The vector projection is $< \frac{62}{69} , - \frac{31}{69} , \frac{248}{69} >$, the scalar projection is $\frac{31 \sqrt{69}}{69}$.

#### Explanation:

Given $\vec{a} = < 6 , 5 , 3 >$ and $\vec{b} = < 2 , - 1 , 8 >$, we can find $p r o {j}_{\vec{b}} \vec{a}$, the vector projection of $\vec{a}$ onto $\vec{b}$ using the following formula:

$p r o {j}_{\vec{b}} \vec{a} = \left(\frac{\vec{a} \cdot \vec{b}}{| \vec{b} |}\right) \frac{\vec{b}}{|} \vec{b} |$

That is, the dot product of the two vectors divided by the magnitude of $\vec{b}$, multiplied by $\vec{b}$ divided by its magnitude. The second quantity is a vector quantity, as we divide a vector by a scalar. Note that we divide $\vec{b}$ by its magnitude in order to obtain a unit vector (vector with magnitude of $1$). You might notice that the first quantity is scalar, as we know that when we take the dot product of two vectors, the resultant is a scalar.

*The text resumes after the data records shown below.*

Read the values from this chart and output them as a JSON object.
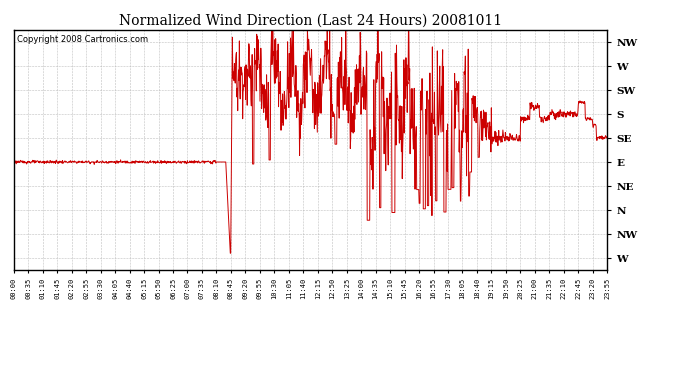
{
  "title": "Normalized Wind Direction (Last 24 Hours) 20081011",
  "copyright_text": "Copyright 2008 Cartronics.com",
  "line_color": "#cc0000",
  "background_color": "#ffffff",
  "grid_color": "#b0b0b0",
  "ytick_labels": [
    "NW",
    "W",
    "SW",
    "S",
    "SE",
    "E",
    "NE",
    "N",
    "NW",
    "W"
  ],
  "ytick_values": [
    9,
    8,
    7,
    6,
    5,
    4,
    3,
    2,
    1,
    0
  ],
  "ylim": [
    -0.5,
    9.5
  ],
  "figsize": [
    6.9,
    3.75
  ],
  "dpi": 100,
  "xtick_labels": [
    "00:00",
    "00:35",
    "01:10",
    "01:45",
    "02:20",
    "02:55",
    "03:30",
    "04:05",
    "04:40",
    "05:15",
    "05:50",
    "06:25",
    "07:00",
    "07:35",
    "08:10",
    "08:45",
    "09:20",
    "09:55",
    "10:30",
    "11:05",
    "11:40",
    "12:15",
    "12:50",
    "13:25",
    "14:00",
    "14:35",
    "15:10",
    "15:45",
    "16:20",
    "16:55",
    "17:30",
    "18:05",
    "18:40",
    "19:15",
    "19:50",
    "20:25",
    "21:00",
    "21:35",
    "22:10",
    "22:45",
    "23:20",
    "23:55"
  ]
}
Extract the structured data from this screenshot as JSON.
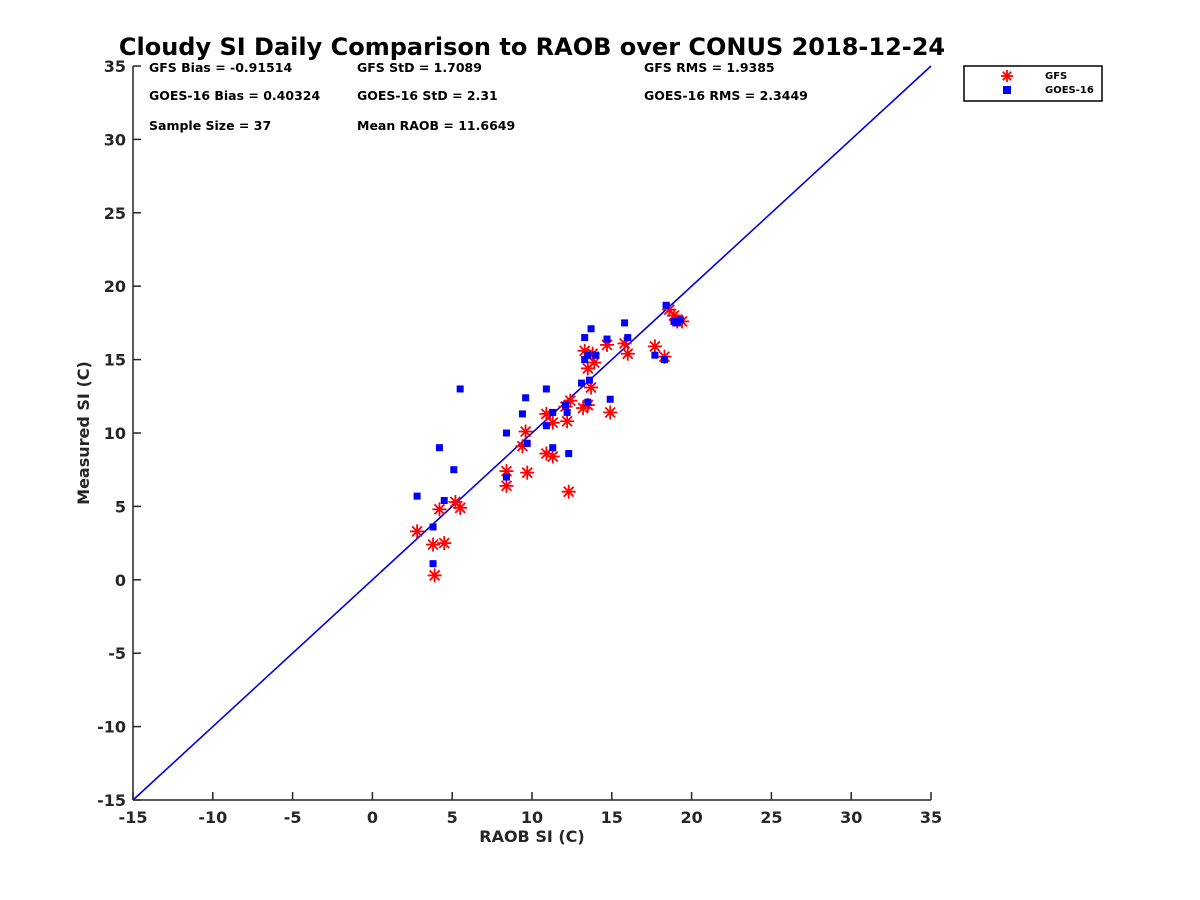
{
  "chart_data": {
    "type": "scatter",
    "title": "Cloudy SI Daily Comparison to RAOB over CONUS 2018-12-24",
    "xlabel": "RAOB SI (C)",
    "ylabel": "Measured SI (C)",
    "xlim": [
      -15,
      35
    ],
    "ylim": [
      -15,
      35
    ],
    "xticks": [
      -15,
      -10,
      -5,
      0,
      5,
      10,
      15,
      20,
      25,
      30,
      35
    ],
    "yticks": [
      -15,
      -10,
      -5,
      0,
      5,
      10,
      15,
      20,
      25,
      30,
      35
    ],
    "grid": false,
    "legend_position": "top-right-outside",
    "reference_line": {
      "x": [
        -15,
        35
      ],
      "y": [
        -15,
        35
      ],
      "color": "#0000dd"
    },
    "stats": {
      "row1": [
        "GFS Bias = -0.91514",
        "GFS StD = 1.7089",
        "GFS RMS = 1.9385"
      ],
      "row2": [
        "GOES-16 Bias = 0.40324",
        "GOES-16 StD = 2.31",
        "GOES-16 RMS = 2.3449"
      ],
      "row3": [
        "Sample Size = 37",
        "Mean RAOB = 11.6649"
      ]
    },
    "series": [
      {
        "name": "GFS",
        "marker": "asterisk",
        "color": "#ff0000",
        "points": [
          [
            2.8,
            3.3
          ],
          [
            3.9,
            0.3
          ],
          [
            3.8,
            2.4
          ],
          [
            4.5,
            2.5
          ],
          [
            4.2,
            4.8
          ],
          [
            5.2,
            5.3
          ],
          [
            5.5,
            4.9
          ],
          [
            8.4,
            7.4
          ],
          [
            8.4,
            6.4
          ],
          [
            9.4,
            9.1
          ],
          [
            9.6,
            10.1
          ],
          [
            9.7,
            7.3
          ],
          [
            10.9,
            8.6
          ],
          [
            11.3,
            8.4
          ],
          [
            10.9,
            11.3
          ],
          [
            11.3,
            10.7
          ],
          [
            12.1,
            11.8
          ],
          [
            12.4,
            12.2
          ],
          [
            12.2,
            10.8
          ],
          [
            12.3,
            6.0
          ],
          [
            13.2,
            11.7
          ],
          [
            13.5,
            11.9
          ],
          [
            13.3,
            15.6
          ],
          [
            13.5,
            14.4
          ],
          [
            13.8,
            15.4
          ],
          [
            13.7,
            13.1
          ],
          [
            13.9,
            14.8
          ],
          [
            14.7,
            16.0
          ],
          [
            14.9,
            11.4
          ],
          [
            15.8,
            16.1
          ],
          [
            16.0,
            15.4
          ],
          [
            17.7,
            15.9
          ],
          [
            18.3,
            15.2
          ],
          [
            18.6,
            18.4
          ],
          [
            18.9,
            18.0
          ],
          [
            19.1,
            17.6
          ],
          [
            19.4,
            17.6
          ]
        ]
      },
      {
        "name": "GOES-16",
        "marker": "square",
        "color": "#0000ff",
        "points": [
          [
            2.8,
            5.7
          ],
          [
            3.8,
            1.1
          ],
          [
            3.8,
            3.6
          ],
          [
            4.2,
            9.0
          ],
          [
            4.5,
            5.4
          ],
          [
            5.1,
            7.5
          ],
          [
            5.5,
            13.0
          ],
          [
            8.4,
            10.0
          ],
          [
            8.4,
            7.0
          ],
          [
            9.4,
            11.3
          ],
          [
            9.6,
            12.4
          ],
          [
            9.7,
            9.3
          ],
          [
            10.9,
            13.0
          ],
          [
            10.9,
            10.5
          ],
          [
            11.3,
            11.4
          ],
          [
            11.3,
            9.0
          ],
          [
            12.1,
            11.9
          ],
          [
            12.2,
            11.4
          ],
          [
            12.3,
            8.6
          ],
          [
            13.1,
            13.4
          ],
          [
            13.3,
            16.5
          ],
          [
            13.3,
            15.0
          ],
          [
            13.5,
            12.1
          ],
          [
            13.5,
            15.3
          ],
          [
            13.6,
            13.6
          ],
          [
            13.7,
            17.1
          ],
          [
            14.0,
            15.3
          ],
          [
            14.7,
            16.4
          ],
          [
            14.9,
            12.3
          ],
          [
            15.8,
            17.5
          ],
          [
            16.0,
            16.5
          ],
          [
            17.7,
            15.3
          ],
          [
            18.3,
            15.0
          ],
          [
            18.4,
            18.7
          ],
          [
            18.9,
            17.6
          ],
          [
            19.1,
            17.5
          ],
          [
            19.3,
            17.7
          ]
        ]
      }
    ]
  }
}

Therefore, the scalar projection of $a$ onto $b$ is $c o m {p}_{\vec{b}} \vec{a} = \frac{a \cdot b}{| b |}$, also written $| p r o {j}_{\vec{b}} \vec{a} |$.

We can start by taking the dot product of the two vectors.

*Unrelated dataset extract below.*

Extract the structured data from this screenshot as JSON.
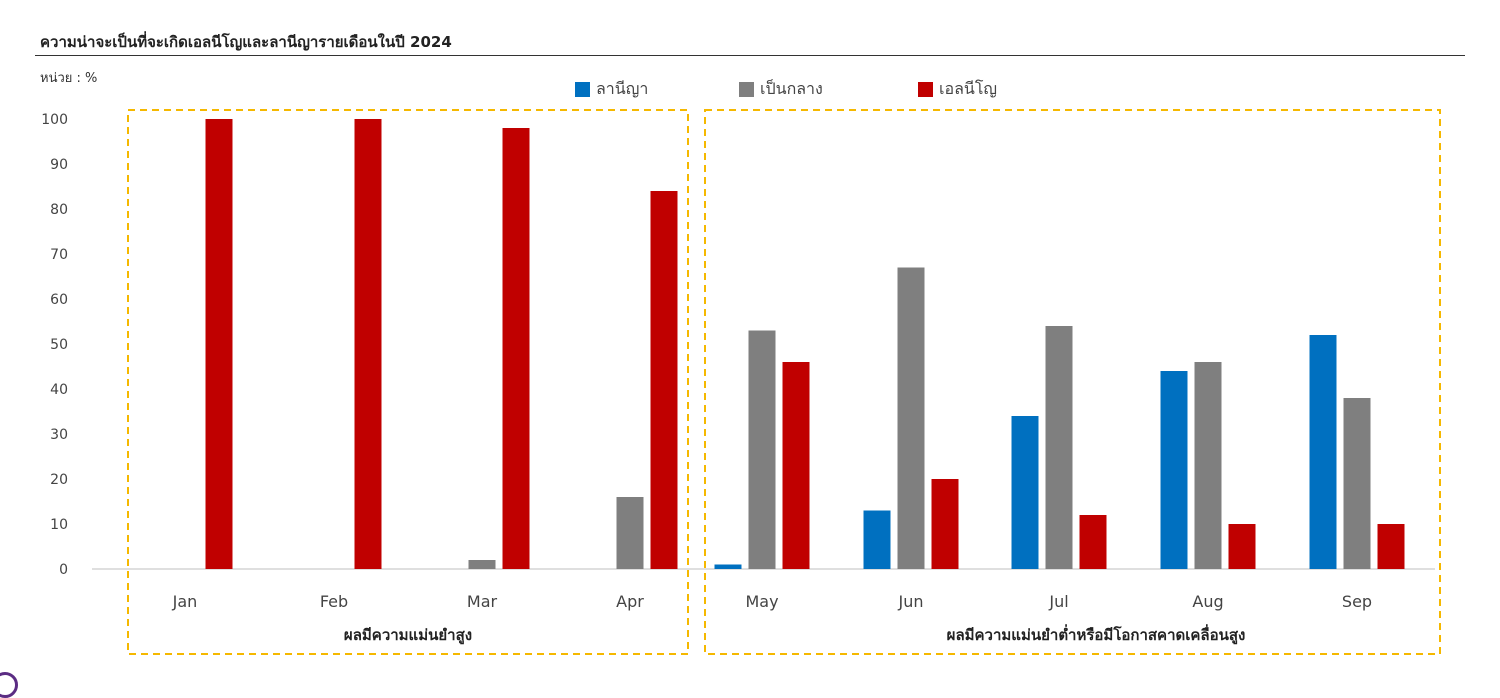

$\vec{a} \cdot \vec{b} = < 6 , 5 , 3 > \cdot < 2 , - 1 , 8 >$

$\implies \left(6 \cdot 2\right) + \left(5 \cdot - 1\right) + \left(3 \cdot 8\right)$

$\implies 12 - 5 + 24 = 31$

Then we can find the magnitude of $\vec{b}$ by taking the square root of the sum of the squares of each of the components.

$| \vec{b} | = \sqrt{{\left({b}_{x}\right)}^{2} + {\left({b}_{y}\right)}^{2} + {\left({b}_{z}\right)}^{2}}$

$| \vec{b} | = \sqrt{{\left(2\right)}^{2} + {\left(- 1\right)}^{2} + {\left(8\right)}^{2}}$

$\implies \sqrt{4 + 1 + 64} = \sqrt{69}$

And now we have everything we need to find the vector projection of $\vec{a}$ onto $\vec{b}$.

$p r o {j}_{\vec{b}} \vec{a} = \frac{31}{\sqrt{69}} \cdot \frac{< 2 , - 1 , 8 >}{\sqrt{69}}$

$\implies \frac{31 < 2 , - 1 , 8 >}{69}$

$= \frac{31}{69} < 2 , - 1 , 8 >$

You can distribute the coefficient to each component of the vector and write as:

$\implies < \frac{62}{69} , - \frac{31}{69} , \frac{248}{69} >$

The scalar projection of $\vec{a}$ onto $\vec{b}$ is just the first half of the formula, where $c o m {p}_{\vec{b}} \vec{a} = \frac{a \cdot b}{| b |}$. Therefore, the scalar projection is $\frac{31}{\sqrt{69}}$, which does not simplify any further, besides to rationalize the denominator if desired, giving $\frac{31 \sqrt{69}}{69}$.

Hope that helps!